To which I received this response:

"I did that study after the 2008 season, and I haven’t come up with any reason to think the results would be significantly different based on what I saw this year.  However, Bay’s number was 43 percent fewer (the 39 percent was for all three of those players together)."

Cut 43 percent in half to account for half of Bay’s games coming at home in Citi Field.  The charts below show how this would have affected his 2009 home run output as well as how it would affect his 2010 projected home run outputs. 

: This does not take into account where (home/road) he hit his home runs in 2009.  Bay actually hit 21 of his 36 home runs on the road. 

That is quite a dramatic drop in home runs as the proposed Citi Field repression keeps his totals all under 30.  Are these numbers the final word?  No, but if there is one person whose opinion I trust when it comes to the way a ballpark affects home runs, it’s Greg Rybarczyk.  The bottom line here is that Bay should most definitely see a regression in home runs and there is a chance he sees a sizeable drop. 

The good news is that Bay hits most of his home runs to dead left, which has less drastic dimensions than right and right-center (image below via hittrackeronline.com ).

Note that the scatter plot shows each home run’s “true distance” defined as: If the home run flew uninterrupted all the way back to field level, the actual distance the ball traveled from home plate, in feet. If the ball’s flight was interrupted before returning all the way down to field level (as is usually the case), the estimated distance the ball would have traveled if its flight had continued uninterrupted all the way down to field level.  

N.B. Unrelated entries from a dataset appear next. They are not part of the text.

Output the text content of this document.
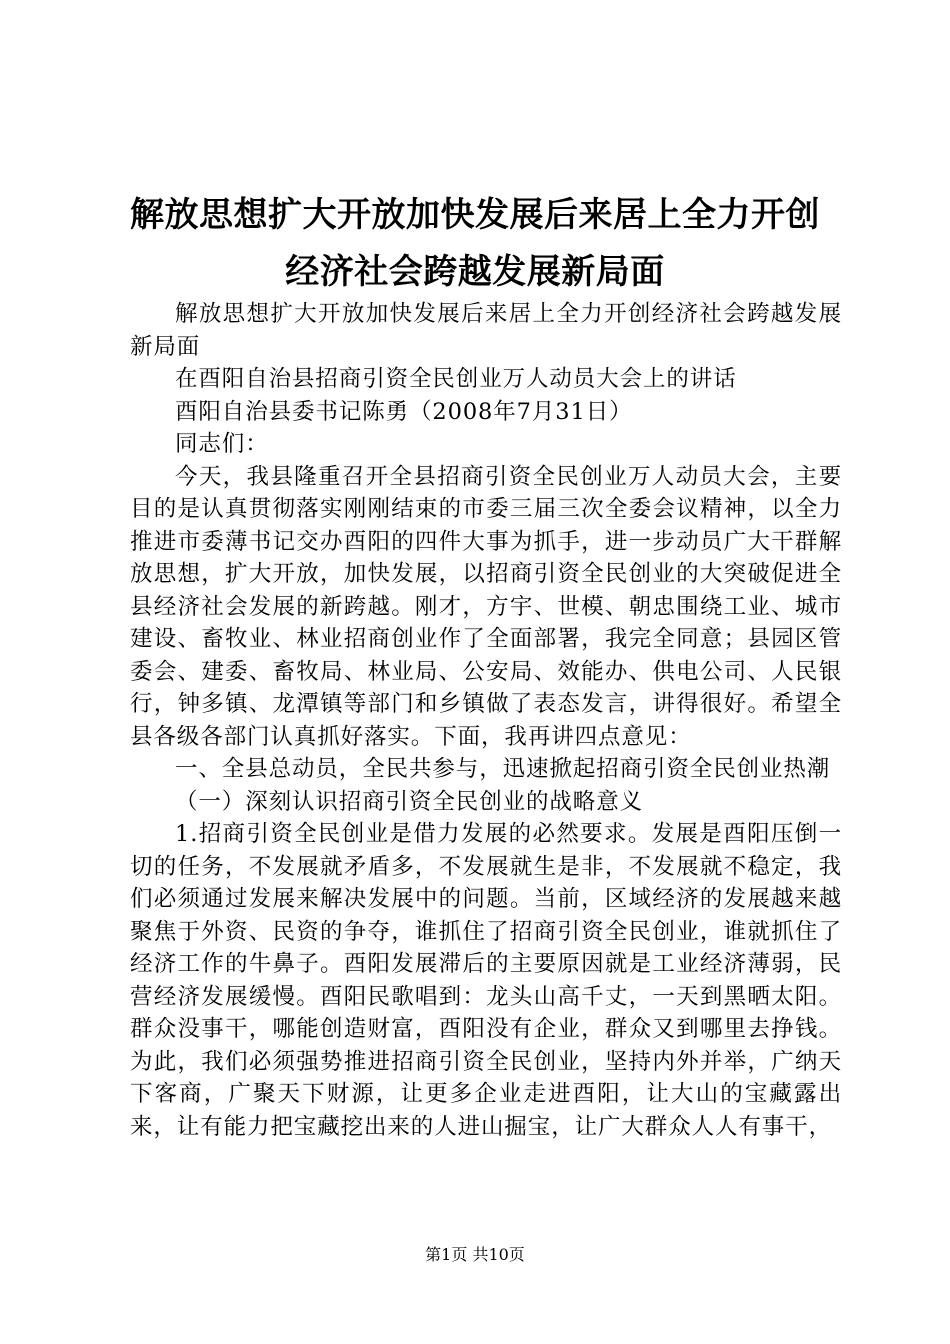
解放思想扩大开放加快发展后来居上全力开创
经济社会跨越发展新局面

解放思想扩大开放加快发展后来居上全力开创经济社会跨越发展新局面

在酉阳自治县招商引资全民创业万人动员大会上的讲话

酉阳自治县委书记陈勇（2008年7月31日）

同志们：

今天，我县隆重召开全县招商引资全民创业万人动员大会，主要目的是认真贯彻落实刚刚结束的市委三届三次全委会议精神，以全力推进市委薄书记交办酉阳的四件大事为抓手，进一步动员广大干群解放思想，扩大开放，加快发展，以招商引资全民创业的大突破促进全县经济社会发展的新跨越。刚才，方宇、世模、朝忠围绕工业、城市建设、畜牧业、林业招商创业作了全面部署，我完全同意；县园区管委会、建委、畜牧局、林业局、公安局、效能办、供电公司、人民银行，钟多镇、龙潭镇等部门和乡镇做了表态发言，讲得很好。希望全县各级各部门认真抓好落实。下面，我再讲四点意见：

一、全县总动员，全民共参与，迅速掀起招商引资全民创业热潮

（一）深刻认识招商引资全民创业的战略意义

1.招商引资全民创业是借力发展的必然要求。发展是酉阳压倒一切的任务，不发展就矛盾多，不发展就生是非，不发展就不稳定，我们必须通过发展来解决发展中的问题。当前，区域经济的发展越来越聚焦于外资、民资的争夺，谁抓住了招商引资全民创业，谁就抓住了经济工作的牛鼻子。酉阳发展滞后的主要原因就是工业经济薄弱，民营经济发展缓慢。酉阳民歌唱到：龙头山高千丈，一天到黑晒太阳。群众没事干，哪能创造财富，酉阳没有企业，群众又到哪里去挣钱。为此，我们必须强势推进招商引资全民创业，坚持内外并举，广纳天下客商，广聚天下财源，让更多企业走进酉阳，让大山的宝藏露出来，让有能力把宝藏挖出来的人进山掘宝，让广大群众人人有事干，

第1页 共10页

The fact that Bay pulls the majority of his home runs is certainly a plus as Citi Field’s “killer” dimensions are found from center to right.  Still, the difference is obvious and should indeed repress Bay’s power at home. 

Moving out of the American League East seems like a positive, as the National League is perceived as the inferior league.  I should note, however, that 15 of the top 25 fantasy pitchers according to Mock Draft Central’s ADP data are from the National League.  Also, the average FIP* for the National League was 4.18 in 2009 compared to the American League average of 4.39 (Minimum 100 IP).

Bay has not been a good line drive hitter over the past four seasons and both his strikeout rate and whiff rate** have worsened over the last two seasons.  Those factors should keep his AVG down once again.  Bay hit only .267 last season with a .318 BABIP. 

The bottom line is clear: It is unlikely that Jason Bay tops 35 home runs as a member of the Mets and there is a chance that he fails to even reach the 30 home run plateau.  He will be hitting in what should be a healthy and improved offense, but we can’t count on a high AVG no matter what. 

Given the risk in Bay’s power numbers, a current ADP late in round two/early round three is too high.  I’d feel more comfortable if he fell to rounds four or below, but all in all, Bay is a guy I wouldn’t mind missing out on in 2010.

*FIP : Fielding Independent Pitching, a measure of all those things for which a pitcher is specifically responsible. The formula is (HR*13+(BB+HBP-IBB)*3-K*2)/IP, plus a league-specific factor (usually around 3.2) to round out the number to an equivalent ERA number. FIP helps you understand how well a pitcher pitched, regardless of how well his fielders fielded.—The Hardball Times

**Whiff Rate : Simply put, the rate at which a hitter swings and misses.